During blood clotting Factor XIIIa, a transglutaminase, catalyzes the formation of covalent bonds between the ϵ-amino group of lysine and the γ-carboxamide group of peptide-bound glutamine residues between fibrin molecules. We report that glycyl- l-prolyl- l-arginyl- l-proline (GPRP), a terapeptide that binds to the fibrin polymerization sites (D-domain) in fibrin(ogen), inhibits transglutaminase cross-linking by modifying the glutamine residues in the α- and γ-chains of fibrinogen. Purified platelet Factor XIIIa, and tissue transglutaminase from adult bovine aortic endothelial cells were used for the cross-linking studies. Gly-Pro (GP) and Gly-Pro-Gly-Gly (GPGG), peptides which do not bind to fibrinogen, had no effect on transglutaminase cross-linking. GPRP inhibited platelet Factor XIIIa-catalyzed cross-linking between the γ-chains of the following fibrin(ogen) derivatives: fibrin monomers, fibrinogen and polyermized fibrin fibers. GPRP functioned as a reversible, noncompetitive inhibitor of Factor XIIIa-catalyzed incorporation of [ 3H]putrescine and [ 14C]methylamine into fibrinogen and Fragment D1. GPRP did not inhibit 125I-Factor XIIIa binding to polymerized fibrin, demonstrating that the Factor XIIIa binding sites on fibrin were not modified. GPRP also had no effect on Factor XIIIa cross-linking of [ 3H]putrescine to casein. This demonstrates that GPRP specifically modified the glutamine cross-linking sites in fibrinogen, and had no effect on either Factor XIIIa or the lysine residues in fibrinogen. GPRP also inhibited [ 14C]putrescine incorporation into the α- and γ-chains of fibrinogen without inhibiting β-chain incorporation, suggesting that the intermolecular cross-linking sites were selectively affected.

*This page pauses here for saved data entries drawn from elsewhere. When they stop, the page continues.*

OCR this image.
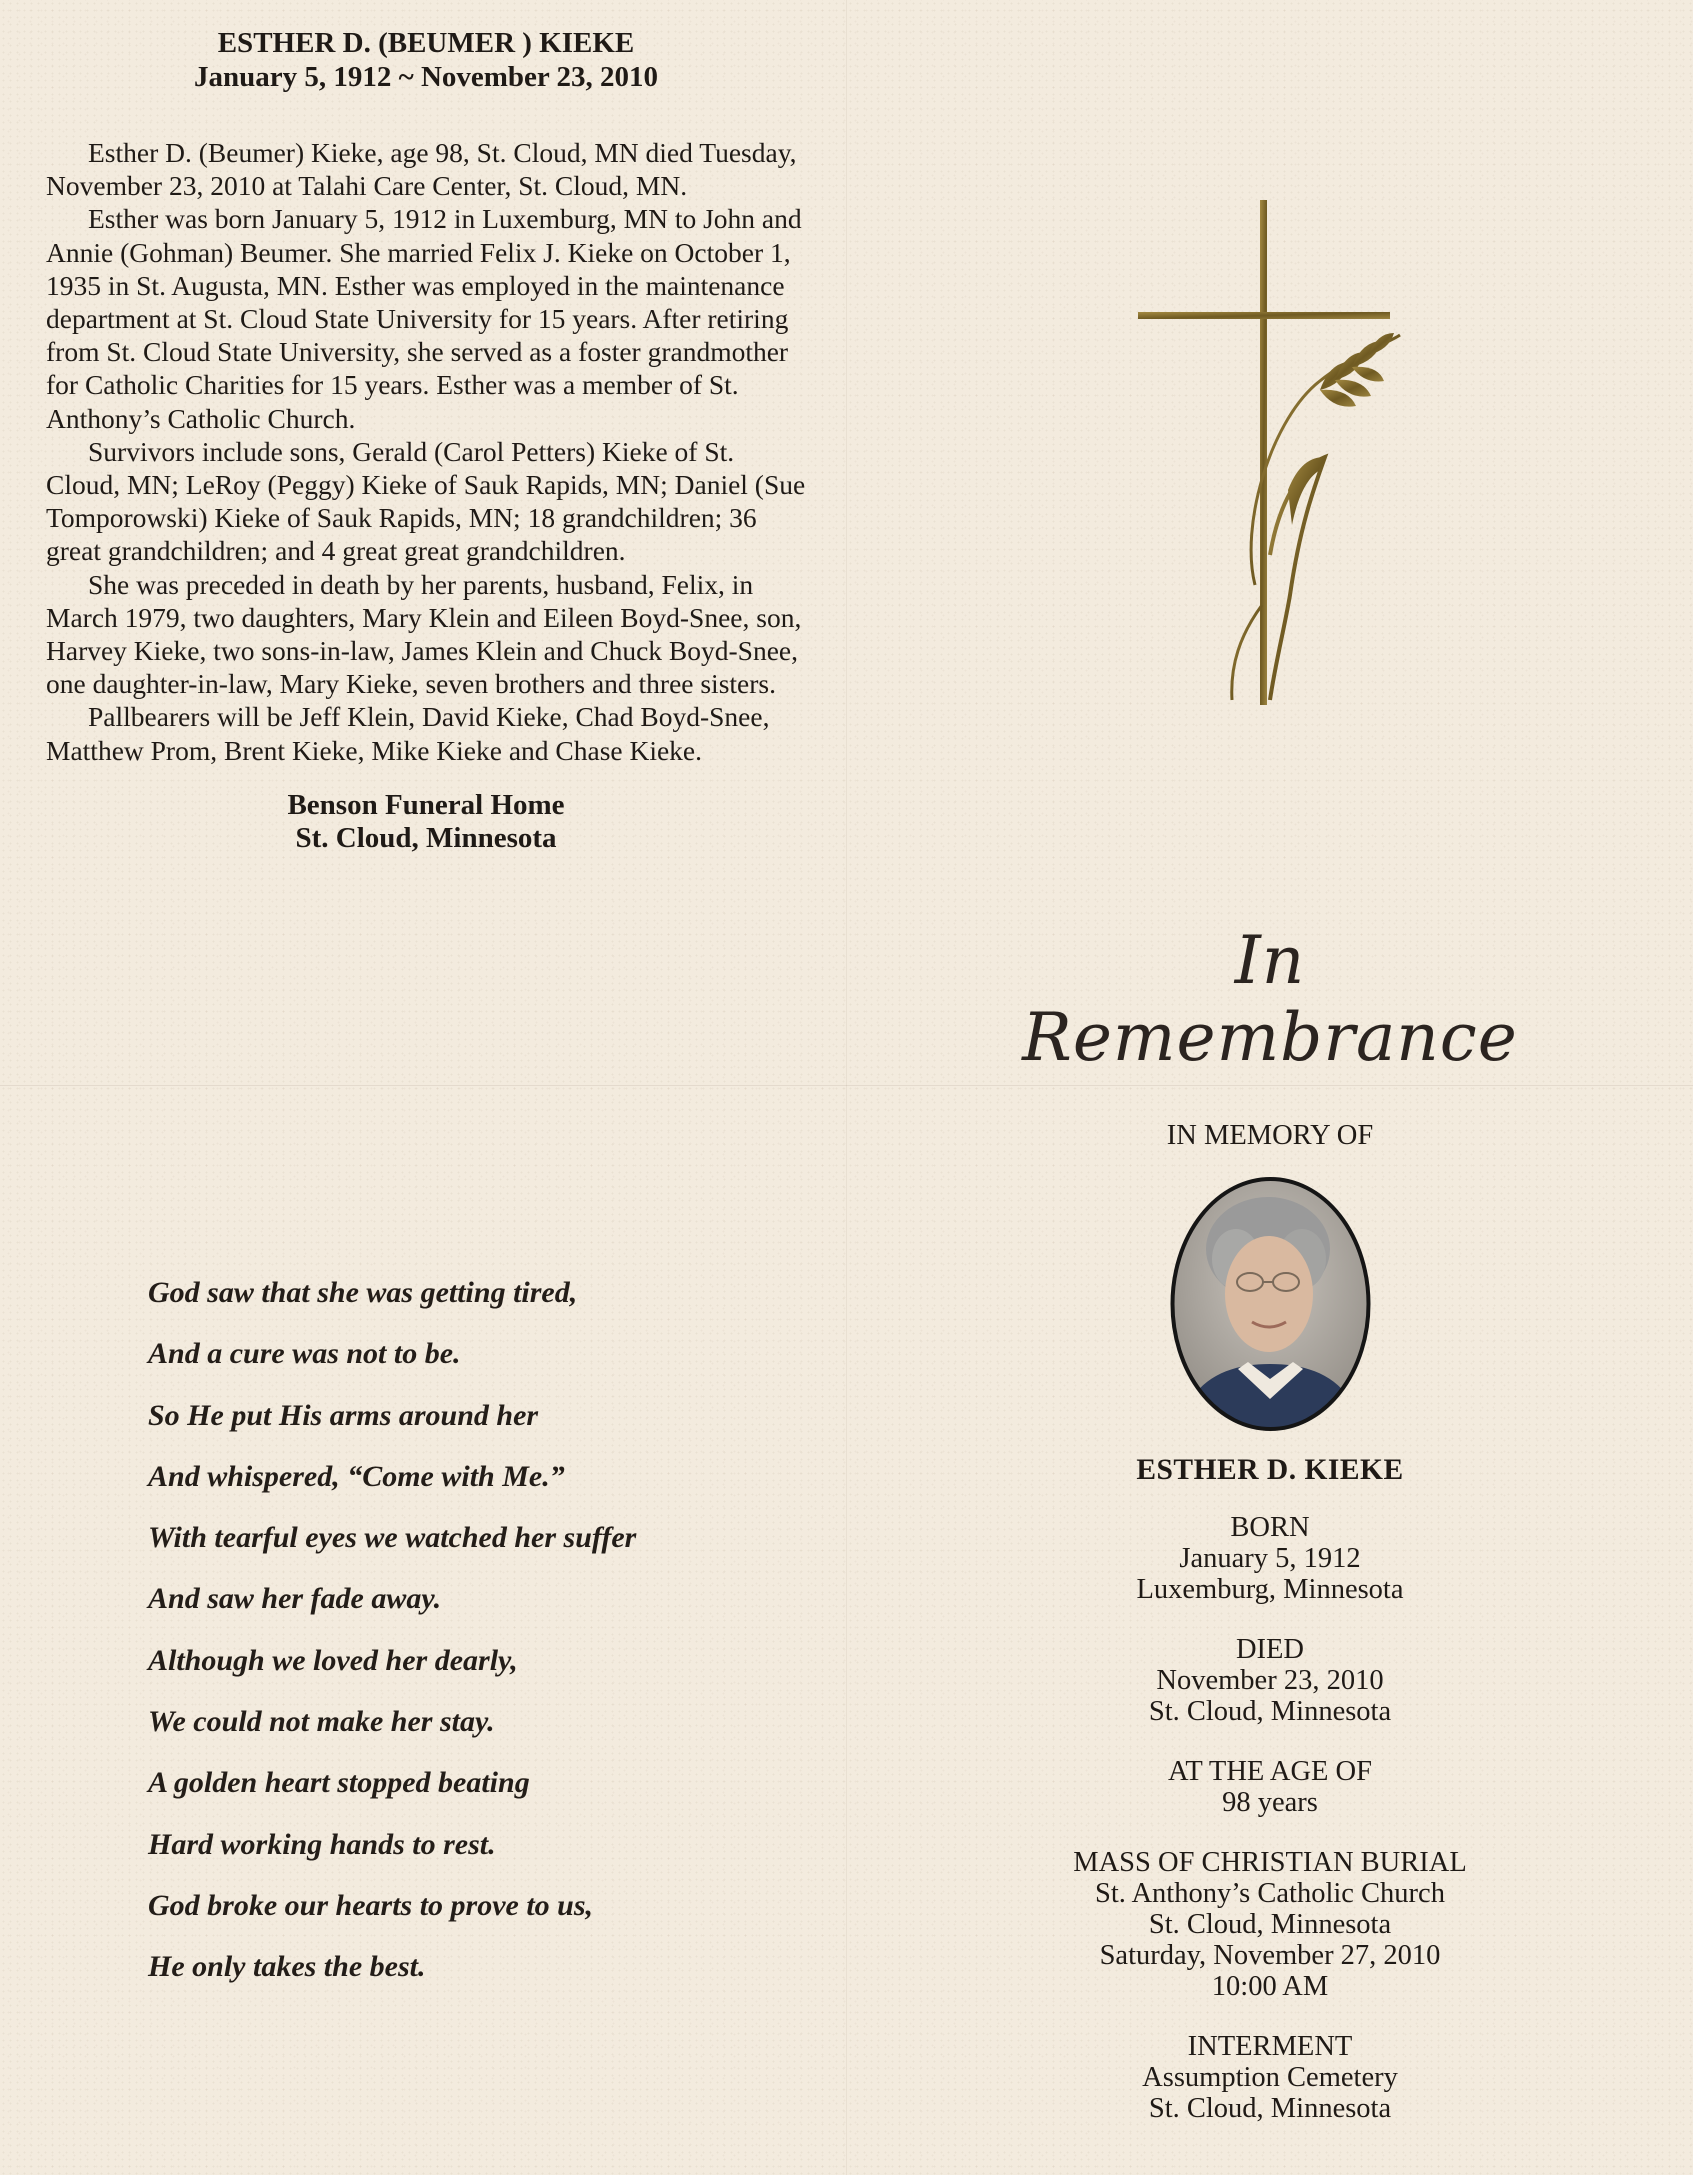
ESTHER D. (BEUMER ) KIEKE
January 5, 1912 ~ November 23, 2010

Esther D. (Beumer) Kieke, age 98, St. Cloud, MN died Tuesday, November 23, 2010 at Talahi Care Center, St. Cloud, MN.

Esther was born January 5, 1912 in Luxemburg, MN to John and Annie (Gohman) Beumer. She married Felix J. Kieke on October 1, 1935 in St. Augusta, MN. Esther was employed in the maintenance department at St. Cloud State University for 15 years. After retiring from St. Cloud State University, she served as a foster grandmother for Catholic Charities for 15 years. Esther was a member of St. Anthony’s Catholic Church.

Survivors include sons, Gerald (Carol Petters) Kieke of St. Cloud, MN; LeRoy (Peggy) Kieke of Sauk Rapids, MN; Daniel (Sue Tomporowski) Kieke of Sauk Rapids, MN; 18 grandchildren; 36 great grandchildren; and 4 great great grandchildren.

She was preceded in death by her parents, husband, Felix, in March 1979, two daughters, Mary Klein and Eileen Boyd-Snee, son, Harvey Kieke, two sons-in-law, James Klein and Chuck Boyd-Snee, one daughter-in-law, Mary Kieke, seven brothers and three sisters.

Pallbearers will be Jeff Klein, David Kieke, Chad Boyd-Snee, Matthew Prom, Brent Kieke, Mike Kieke and Chase Kieke.

Benson Funeral Home
St. Cloud, Minnesota
In Remembrance
God saw that she was getting tired,
And a cure was not to be.
So He put His arms around her
And whispered, “Come with Me.”
With tearful eyes we watched her suffer
And saw her fade away.
Although we loved her dearly,
We could not make her stay.
A golden heart stopped beating
Hard working hands to rest.
God broke our hearts to prove to us,
He only takes the best.
IN MEMORY OF
ESTHER D. KIEKE
BORN
January 5, 1912
Luxemburg, Minnesota
DIED
November 23, 2010
St. Cloud, Minnesota
AT THE AGE OF
98 years
MASS OF CHRISTIAN BURIAL
St. Anthony’s Catholic Church
St. Cloud, Minnesota
Saturday, November 27, 2010
10:00 AM
INTERMENT
Assumption Cemetery
St. Cloud, Minnesota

Furthermore, GPRP inhibited tissue transglutaminase-catalyzed incorporation of [ 3H]putrescine into both fibrinogen and Fragment D1, without modifying [ 3H]putrescine incorporation into casein. GPRP also inhibited intermolecular α-α-chain cross-linking catalyzed by tissue transglutaminase. This demonstrates that the glutamine residues in the α-chains involved in intermolecular cross-linking are modified by GPRP. This is the first demonstration that a molecule binding to the fibrin polyermization sites on the D-domain of fibrinogen modifies the glutamine cross-linking sites on the α- and γ-chains of fibrinogen.